Adult stem cells were obtained from Claudia’s own bone marrow, grown into a large population and matured into cartilage cells (chondrocytes) in Birchall’s lab in the Department of Clinical Veterinary Science, using an adaptation of the method devised by Hollander for treating osteoarthritis. The donor trachea was then seeded with chondrocytes on the outside, using a novel bioreactor that incubates cells, developed at the Politecnico di Milano, Italy, allowing them to migrate into the tissue under conditions ideal for each individual cell type. In order to replicate the lining of the trachea, epithelial cells were seeded on to the inside of the trachea using the same bioreactor.
Four days after seeding, the graft was used to replace the patient’s left main bronchus. The operation was performed by Macchiarini on 12 June 2008, at the Hospital Clinic de Barcelona. Just four days after transplantation, the graft was almost indistinguishable from adjacent normal bronchi and ten days after the operation Claudia was discharged from hospital. After one month, a biopsy elicited local bleeding, indicating that the blood vessels had already grown back successfully.

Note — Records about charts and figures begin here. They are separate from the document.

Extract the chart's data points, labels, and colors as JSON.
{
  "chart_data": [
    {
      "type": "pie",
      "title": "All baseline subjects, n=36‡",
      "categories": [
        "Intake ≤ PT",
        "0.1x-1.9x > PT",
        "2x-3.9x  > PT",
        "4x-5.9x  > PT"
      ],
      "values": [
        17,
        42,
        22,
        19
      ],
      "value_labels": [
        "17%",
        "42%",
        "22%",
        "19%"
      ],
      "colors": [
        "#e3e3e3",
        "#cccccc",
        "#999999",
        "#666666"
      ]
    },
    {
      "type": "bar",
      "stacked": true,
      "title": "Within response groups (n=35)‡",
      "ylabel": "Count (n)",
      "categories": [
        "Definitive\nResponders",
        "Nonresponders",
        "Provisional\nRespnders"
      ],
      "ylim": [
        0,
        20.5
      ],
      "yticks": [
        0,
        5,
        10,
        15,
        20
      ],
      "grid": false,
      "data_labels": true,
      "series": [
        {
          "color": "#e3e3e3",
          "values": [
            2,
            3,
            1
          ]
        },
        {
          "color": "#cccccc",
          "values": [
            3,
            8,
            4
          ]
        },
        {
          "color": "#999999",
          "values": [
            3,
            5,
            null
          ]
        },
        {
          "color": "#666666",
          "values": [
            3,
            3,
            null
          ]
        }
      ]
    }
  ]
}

The alternative for Claudia was to remove her left lung, which would have left her impaired for life. However, making the decision to be the first person ever to have such a new and radical operation was a tough choice. “It really is a miracle,” she says. “The problem has gone. I made the right decision. I can go to the park and I can play with my children. I hope to start back at my job as a dental nurse in the New Year. I now have a future to look forward to.” The science behind her operation marks a new era in medicine.